This is great and I'd be happy to add it to my list of High Quality Collections of Digitized Art and Archival Finds[1], where I catalog sites like these, but where are the images coming from? There seems to be no information.
The images are sourced from museums and libraries with open access policies all over the world. We are currently working on adding sources, locations and other metadata to all the images as well as an API.
I love the fact that you aggregate only the art work from world museums. I was looking for a site that I could browse such work. I did book mark your site.
Some feedback if you'd like - the infinite scroll is a bad browsing experience when used for huge amount of work:
- picture loading starts slowing down when scrolling too much.
- when a reach a point I cannot save my browsing process. For example I browsed the Abstract category. There are so many works that I can't possibly see them all in one sitting. Next time when I sit to browse I can't continue from where I have reached.
My use case for your site would be to find good wallpapers for my PC. Apart for the browsing experience it would be nice to be able to filter images based on resolution or aspect ratio so that I can find wallpapers. You mentioned you are making an API so maybe that could solve that.

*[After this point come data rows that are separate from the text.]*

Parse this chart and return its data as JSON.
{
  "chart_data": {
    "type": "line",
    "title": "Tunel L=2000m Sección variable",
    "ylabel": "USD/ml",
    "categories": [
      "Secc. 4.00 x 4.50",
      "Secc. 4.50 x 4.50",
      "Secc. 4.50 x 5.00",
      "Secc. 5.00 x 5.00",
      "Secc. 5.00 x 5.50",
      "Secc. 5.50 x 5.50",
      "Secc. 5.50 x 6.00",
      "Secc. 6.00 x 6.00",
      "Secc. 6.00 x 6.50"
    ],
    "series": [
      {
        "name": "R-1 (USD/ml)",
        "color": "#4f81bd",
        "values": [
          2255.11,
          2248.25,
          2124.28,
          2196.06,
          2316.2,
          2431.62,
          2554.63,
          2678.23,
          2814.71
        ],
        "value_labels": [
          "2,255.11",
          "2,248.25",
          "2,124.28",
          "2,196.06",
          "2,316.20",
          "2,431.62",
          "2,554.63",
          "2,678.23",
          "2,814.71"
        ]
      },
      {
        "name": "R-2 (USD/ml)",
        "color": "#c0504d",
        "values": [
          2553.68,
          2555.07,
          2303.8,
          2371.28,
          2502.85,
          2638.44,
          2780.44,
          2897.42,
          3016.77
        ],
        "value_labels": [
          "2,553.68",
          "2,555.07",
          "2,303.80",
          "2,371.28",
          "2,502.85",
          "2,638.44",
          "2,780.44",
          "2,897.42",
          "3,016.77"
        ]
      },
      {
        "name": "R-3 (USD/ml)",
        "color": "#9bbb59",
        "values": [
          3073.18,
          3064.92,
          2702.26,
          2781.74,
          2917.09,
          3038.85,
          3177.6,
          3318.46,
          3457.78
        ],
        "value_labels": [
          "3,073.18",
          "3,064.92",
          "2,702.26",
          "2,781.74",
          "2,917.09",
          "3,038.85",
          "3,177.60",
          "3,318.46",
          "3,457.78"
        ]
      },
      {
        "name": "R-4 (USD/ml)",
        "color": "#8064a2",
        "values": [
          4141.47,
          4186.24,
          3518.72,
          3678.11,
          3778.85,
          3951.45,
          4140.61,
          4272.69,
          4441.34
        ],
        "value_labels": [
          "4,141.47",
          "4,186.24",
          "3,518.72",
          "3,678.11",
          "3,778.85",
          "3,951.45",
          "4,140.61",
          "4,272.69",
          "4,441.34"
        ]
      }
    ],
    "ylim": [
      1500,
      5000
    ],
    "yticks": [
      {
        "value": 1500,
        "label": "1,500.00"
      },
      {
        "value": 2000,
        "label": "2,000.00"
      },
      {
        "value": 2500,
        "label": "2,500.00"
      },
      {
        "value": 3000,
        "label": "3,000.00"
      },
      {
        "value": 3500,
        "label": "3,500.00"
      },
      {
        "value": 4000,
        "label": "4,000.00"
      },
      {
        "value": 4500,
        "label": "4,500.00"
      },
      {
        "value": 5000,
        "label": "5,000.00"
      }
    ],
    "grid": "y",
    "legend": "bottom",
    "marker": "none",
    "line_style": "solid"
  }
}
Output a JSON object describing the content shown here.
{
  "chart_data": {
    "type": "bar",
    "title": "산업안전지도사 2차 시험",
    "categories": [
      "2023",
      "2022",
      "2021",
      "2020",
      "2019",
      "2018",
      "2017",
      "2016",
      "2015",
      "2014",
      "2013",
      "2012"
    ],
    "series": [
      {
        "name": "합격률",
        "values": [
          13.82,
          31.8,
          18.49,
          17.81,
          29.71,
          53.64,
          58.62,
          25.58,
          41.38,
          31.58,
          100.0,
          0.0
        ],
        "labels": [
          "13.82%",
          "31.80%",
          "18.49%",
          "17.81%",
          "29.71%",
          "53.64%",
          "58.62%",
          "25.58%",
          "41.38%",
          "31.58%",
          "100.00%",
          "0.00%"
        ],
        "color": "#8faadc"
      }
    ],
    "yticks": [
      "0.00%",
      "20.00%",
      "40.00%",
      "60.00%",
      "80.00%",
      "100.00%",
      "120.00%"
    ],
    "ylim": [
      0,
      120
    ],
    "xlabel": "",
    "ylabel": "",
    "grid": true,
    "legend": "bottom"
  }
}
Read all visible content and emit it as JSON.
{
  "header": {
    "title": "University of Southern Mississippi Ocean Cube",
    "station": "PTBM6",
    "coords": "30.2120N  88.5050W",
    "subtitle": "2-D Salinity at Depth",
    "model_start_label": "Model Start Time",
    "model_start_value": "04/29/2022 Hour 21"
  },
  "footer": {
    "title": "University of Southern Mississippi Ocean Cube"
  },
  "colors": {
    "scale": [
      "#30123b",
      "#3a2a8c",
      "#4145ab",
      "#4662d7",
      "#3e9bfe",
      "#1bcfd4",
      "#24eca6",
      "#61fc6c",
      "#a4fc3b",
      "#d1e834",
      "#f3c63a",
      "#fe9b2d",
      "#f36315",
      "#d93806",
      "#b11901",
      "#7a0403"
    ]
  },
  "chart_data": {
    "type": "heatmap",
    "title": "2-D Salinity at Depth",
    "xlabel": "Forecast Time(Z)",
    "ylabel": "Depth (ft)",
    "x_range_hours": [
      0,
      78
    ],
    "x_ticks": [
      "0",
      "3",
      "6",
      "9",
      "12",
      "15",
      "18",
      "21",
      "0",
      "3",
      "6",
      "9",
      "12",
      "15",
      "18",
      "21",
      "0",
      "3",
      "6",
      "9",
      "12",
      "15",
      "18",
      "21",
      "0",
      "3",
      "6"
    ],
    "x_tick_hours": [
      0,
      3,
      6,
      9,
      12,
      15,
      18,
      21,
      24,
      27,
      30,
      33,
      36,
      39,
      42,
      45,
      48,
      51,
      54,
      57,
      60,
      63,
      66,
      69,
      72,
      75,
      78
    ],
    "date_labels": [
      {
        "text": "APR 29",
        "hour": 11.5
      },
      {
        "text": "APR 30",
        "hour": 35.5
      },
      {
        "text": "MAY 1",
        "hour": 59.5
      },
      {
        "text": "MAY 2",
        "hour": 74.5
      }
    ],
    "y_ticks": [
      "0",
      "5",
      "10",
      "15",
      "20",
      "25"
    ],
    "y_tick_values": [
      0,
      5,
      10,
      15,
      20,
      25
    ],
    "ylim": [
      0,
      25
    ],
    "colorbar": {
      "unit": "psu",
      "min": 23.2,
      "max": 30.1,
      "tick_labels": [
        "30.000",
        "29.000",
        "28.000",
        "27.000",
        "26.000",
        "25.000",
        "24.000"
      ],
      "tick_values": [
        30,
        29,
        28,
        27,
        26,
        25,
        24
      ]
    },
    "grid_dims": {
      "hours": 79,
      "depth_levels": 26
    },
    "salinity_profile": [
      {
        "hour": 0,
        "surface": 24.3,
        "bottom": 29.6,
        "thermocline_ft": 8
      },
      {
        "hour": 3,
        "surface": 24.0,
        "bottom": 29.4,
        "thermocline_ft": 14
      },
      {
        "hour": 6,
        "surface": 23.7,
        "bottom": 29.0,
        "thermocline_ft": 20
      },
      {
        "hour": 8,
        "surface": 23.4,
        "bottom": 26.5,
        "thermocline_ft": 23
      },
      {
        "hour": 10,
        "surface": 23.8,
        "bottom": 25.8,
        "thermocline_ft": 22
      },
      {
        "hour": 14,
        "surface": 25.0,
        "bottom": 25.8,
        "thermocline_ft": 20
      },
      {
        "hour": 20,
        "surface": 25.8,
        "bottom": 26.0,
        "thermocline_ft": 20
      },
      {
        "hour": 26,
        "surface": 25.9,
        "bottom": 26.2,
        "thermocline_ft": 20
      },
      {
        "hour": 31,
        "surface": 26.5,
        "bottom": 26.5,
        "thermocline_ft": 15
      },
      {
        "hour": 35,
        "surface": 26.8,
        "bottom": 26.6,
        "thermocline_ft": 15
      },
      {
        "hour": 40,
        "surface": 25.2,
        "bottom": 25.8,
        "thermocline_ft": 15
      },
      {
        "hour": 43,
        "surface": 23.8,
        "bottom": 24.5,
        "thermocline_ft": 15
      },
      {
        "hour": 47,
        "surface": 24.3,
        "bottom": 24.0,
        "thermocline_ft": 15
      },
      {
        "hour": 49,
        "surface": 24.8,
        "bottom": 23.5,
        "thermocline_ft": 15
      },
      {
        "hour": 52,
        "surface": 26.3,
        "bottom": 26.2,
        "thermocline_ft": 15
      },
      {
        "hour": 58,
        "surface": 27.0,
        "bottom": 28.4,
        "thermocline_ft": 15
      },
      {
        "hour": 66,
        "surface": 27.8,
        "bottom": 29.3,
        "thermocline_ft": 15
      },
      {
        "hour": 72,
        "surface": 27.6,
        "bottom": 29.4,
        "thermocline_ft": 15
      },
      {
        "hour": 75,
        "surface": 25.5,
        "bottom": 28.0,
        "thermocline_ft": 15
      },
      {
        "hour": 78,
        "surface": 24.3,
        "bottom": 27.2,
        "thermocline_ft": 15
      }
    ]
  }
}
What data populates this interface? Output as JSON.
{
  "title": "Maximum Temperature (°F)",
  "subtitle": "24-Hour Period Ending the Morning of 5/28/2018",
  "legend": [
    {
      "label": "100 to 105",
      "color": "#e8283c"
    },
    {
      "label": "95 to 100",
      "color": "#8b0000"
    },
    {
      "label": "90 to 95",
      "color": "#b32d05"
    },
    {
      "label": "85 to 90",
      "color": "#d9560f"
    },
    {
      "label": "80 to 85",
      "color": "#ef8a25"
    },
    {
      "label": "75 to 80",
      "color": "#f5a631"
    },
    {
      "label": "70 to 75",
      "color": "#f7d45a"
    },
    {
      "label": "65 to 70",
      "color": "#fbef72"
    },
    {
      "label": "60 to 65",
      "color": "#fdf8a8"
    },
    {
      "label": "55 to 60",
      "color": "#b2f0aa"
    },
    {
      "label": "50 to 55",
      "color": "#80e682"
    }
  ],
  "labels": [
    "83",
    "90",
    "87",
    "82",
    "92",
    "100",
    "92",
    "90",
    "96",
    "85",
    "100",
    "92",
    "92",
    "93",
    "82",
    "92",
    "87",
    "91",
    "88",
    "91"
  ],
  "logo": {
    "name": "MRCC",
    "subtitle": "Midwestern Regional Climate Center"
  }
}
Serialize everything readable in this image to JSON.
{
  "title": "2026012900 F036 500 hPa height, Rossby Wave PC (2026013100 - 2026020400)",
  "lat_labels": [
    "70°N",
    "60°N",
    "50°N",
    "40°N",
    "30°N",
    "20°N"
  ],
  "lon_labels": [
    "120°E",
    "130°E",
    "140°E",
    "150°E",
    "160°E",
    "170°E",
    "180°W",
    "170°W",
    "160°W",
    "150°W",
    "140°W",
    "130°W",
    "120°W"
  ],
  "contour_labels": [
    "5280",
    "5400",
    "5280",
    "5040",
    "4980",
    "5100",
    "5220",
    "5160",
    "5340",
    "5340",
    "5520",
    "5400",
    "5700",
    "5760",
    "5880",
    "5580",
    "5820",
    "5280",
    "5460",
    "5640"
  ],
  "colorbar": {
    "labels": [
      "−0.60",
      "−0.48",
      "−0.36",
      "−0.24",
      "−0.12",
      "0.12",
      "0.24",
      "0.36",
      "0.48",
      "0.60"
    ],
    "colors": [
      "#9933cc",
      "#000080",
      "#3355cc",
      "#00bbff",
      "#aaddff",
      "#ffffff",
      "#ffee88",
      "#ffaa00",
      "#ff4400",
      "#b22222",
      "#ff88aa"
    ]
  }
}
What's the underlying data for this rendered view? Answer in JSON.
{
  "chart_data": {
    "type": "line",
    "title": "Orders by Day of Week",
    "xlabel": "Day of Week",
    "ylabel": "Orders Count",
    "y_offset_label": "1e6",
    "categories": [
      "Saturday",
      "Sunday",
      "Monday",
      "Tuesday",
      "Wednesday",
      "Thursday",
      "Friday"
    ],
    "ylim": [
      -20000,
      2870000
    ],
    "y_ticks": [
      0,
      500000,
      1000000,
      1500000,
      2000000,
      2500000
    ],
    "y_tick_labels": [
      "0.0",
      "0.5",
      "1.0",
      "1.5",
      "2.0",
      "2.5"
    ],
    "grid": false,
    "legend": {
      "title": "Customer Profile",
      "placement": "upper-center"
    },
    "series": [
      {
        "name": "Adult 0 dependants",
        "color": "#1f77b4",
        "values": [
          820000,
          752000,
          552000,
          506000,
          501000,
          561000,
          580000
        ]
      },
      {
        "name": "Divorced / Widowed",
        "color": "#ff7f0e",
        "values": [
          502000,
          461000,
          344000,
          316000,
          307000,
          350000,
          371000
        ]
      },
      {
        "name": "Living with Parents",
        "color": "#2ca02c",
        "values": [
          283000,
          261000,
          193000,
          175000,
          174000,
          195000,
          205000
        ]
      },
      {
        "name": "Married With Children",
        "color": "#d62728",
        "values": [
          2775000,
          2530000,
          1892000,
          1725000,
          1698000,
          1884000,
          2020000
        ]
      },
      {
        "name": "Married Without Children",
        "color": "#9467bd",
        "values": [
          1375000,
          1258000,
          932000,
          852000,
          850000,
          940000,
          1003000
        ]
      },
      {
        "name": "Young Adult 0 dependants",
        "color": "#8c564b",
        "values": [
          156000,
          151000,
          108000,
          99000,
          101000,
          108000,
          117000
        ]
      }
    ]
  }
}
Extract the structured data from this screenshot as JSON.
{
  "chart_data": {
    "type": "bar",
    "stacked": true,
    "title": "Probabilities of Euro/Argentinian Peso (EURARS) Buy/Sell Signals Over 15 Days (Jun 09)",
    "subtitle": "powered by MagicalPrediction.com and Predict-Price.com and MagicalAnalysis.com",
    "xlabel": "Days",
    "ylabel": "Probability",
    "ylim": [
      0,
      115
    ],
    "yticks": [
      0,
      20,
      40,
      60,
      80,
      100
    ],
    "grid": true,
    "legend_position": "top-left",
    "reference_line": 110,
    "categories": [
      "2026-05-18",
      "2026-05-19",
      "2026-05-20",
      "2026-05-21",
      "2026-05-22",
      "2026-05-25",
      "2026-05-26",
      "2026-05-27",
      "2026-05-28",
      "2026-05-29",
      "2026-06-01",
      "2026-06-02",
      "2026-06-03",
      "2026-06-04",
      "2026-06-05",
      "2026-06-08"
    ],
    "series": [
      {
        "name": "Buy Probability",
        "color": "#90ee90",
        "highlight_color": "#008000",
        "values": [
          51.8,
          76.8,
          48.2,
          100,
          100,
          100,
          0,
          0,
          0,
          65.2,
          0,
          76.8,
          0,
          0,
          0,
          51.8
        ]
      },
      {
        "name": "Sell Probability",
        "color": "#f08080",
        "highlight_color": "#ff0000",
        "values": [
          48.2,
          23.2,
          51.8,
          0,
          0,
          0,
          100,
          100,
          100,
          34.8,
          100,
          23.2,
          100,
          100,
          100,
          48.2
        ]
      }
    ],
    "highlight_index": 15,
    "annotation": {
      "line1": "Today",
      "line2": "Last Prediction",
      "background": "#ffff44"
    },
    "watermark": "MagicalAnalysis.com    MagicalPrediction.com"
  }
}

Art needs to be seen and the best place for me to see is on my desktop wallpaper :)
Do you have any better way of looking for sources other than Google Image search? Mostly I found the Charles Courtney Curran images on Pinterest, eBay (!) and several Chinese "art reproduction" sites. No closer to working out where it was sourced from.
I’m related to a professor of design, and he recommends White House Custom Color (https://www.whcc.com/) for prints. I think you may need to upload a sample of your “work” to gain access, at least last time I made an account.
I actually have some of his prints from an exhibition hanging on my wall (via 3M adhesive strips), printed via this service. These are printed on a ~1/8” board and have a glossy protective finish. They’re super high quality.
As for whether the price is reasonable...I’ll leave that to you and your utility function.
A little different from posters, but if you're looking for something a little more durable I've had success with CanvasChamp for canvas wraps: https://www.canvaschamp.com/
In comparison to other sites I've used their framing is much more sturdy. Never had any issues with flexing or anything.
Good quality printing, and very
I'm curious about this as well. If no service exists, does anyone happen know what types of printers work best for these? I'd be willing to try it myself if I knew where to start.
Until the pandemic I produced the prints myself, but now I use print-on-demand companies like Printful or Gooten. There are similar companies out there, but these are a good balance of price and quality.
Love the design and I really look forward to exploring once the HN hug of death has subsided.
As someone who’s spent a long and frustrating time exploring various open access art databases, I admire your persistence and patience in putting so much quality art together.
This is perhaps more reasonable for the community to troubleshoot, but do you know why there's no thumbnail showing up for tools like https://iframely.com/ ? Over on lemmy I'd like to post more of these but the preview isn't working. https://dev.lemmy.ml/c/artworks I rate about a 0.1/10 at front-end knowledge so I poked a bit but couldn't quite figure it out.
It is not "...Paintings, Drawings and Illustrations from some of the best artists the world has ever known", unless you believe this primarily applies to Euro/Western art.
E.g., Utagawa Hiroshige, the Japanese ukiyo-e artist who is "considered the last great master of that tradition" has just one entry.
You're welcome to vote me down for pointing out cultural bias, but I don't think you should deny it or gloss over it with your downvote. Especially at this time.
You could order framed prints of these via YC company levelframes.com... they won’t do copyrighted stuff but since this is all public domain... perfect!
Incidentally, for people who are looking for an image to illustrate your article, something beyond the usual suspects of guy at open office or girl w laptop and plant, I like embedded pins from Pinterest. Very easily discoverable and you can find plenty that's unique there.
But for a while at least, I may switch to using these images.
Standard, 1164 x 2400px
JPG, Size: 3.55 MB, 300dpi
Max Size, 1940 x 4000px
JPG, Size: 9.63 MB, 300dpi
They can't be both 300dpi (unless your dpi settings doesn't have anything to do with the physical size of the original artwork, in which case why bother with dpi settings at all?).
One possibility is that the level of compression is different in the two jpgs, that could account for a lot of filesize difference. But really dpi doesn't mean much when you know the pixel dimesnions[1].
For example for the American artist Charles Courtney Curran, Artvee has three: https://artvee.com/artist/charles-courtney-curran/
This is more than NY Public Library with only one: https://digitalcollections.nypl.org/search/index?utf8=%E2%9C...
And the Art institute of Chicago, with also only one: https://www.artic.edu/artists/5703/charles-courtney-curran
(note there are no duplicates among these galleries!)
And the National Gallery, with zero: https://www.nga.gov/collection-search-result.html?artist=Cha...
And the Smithsonian, which has none of the above but does have his photomechanical prints: https://www.si.edu/search?edan_q=charles%2Bcourtney%2Bcurran...
Wikipedia, by the way, has several not seen in any of the above. So I'd like to know where you are sourcing these.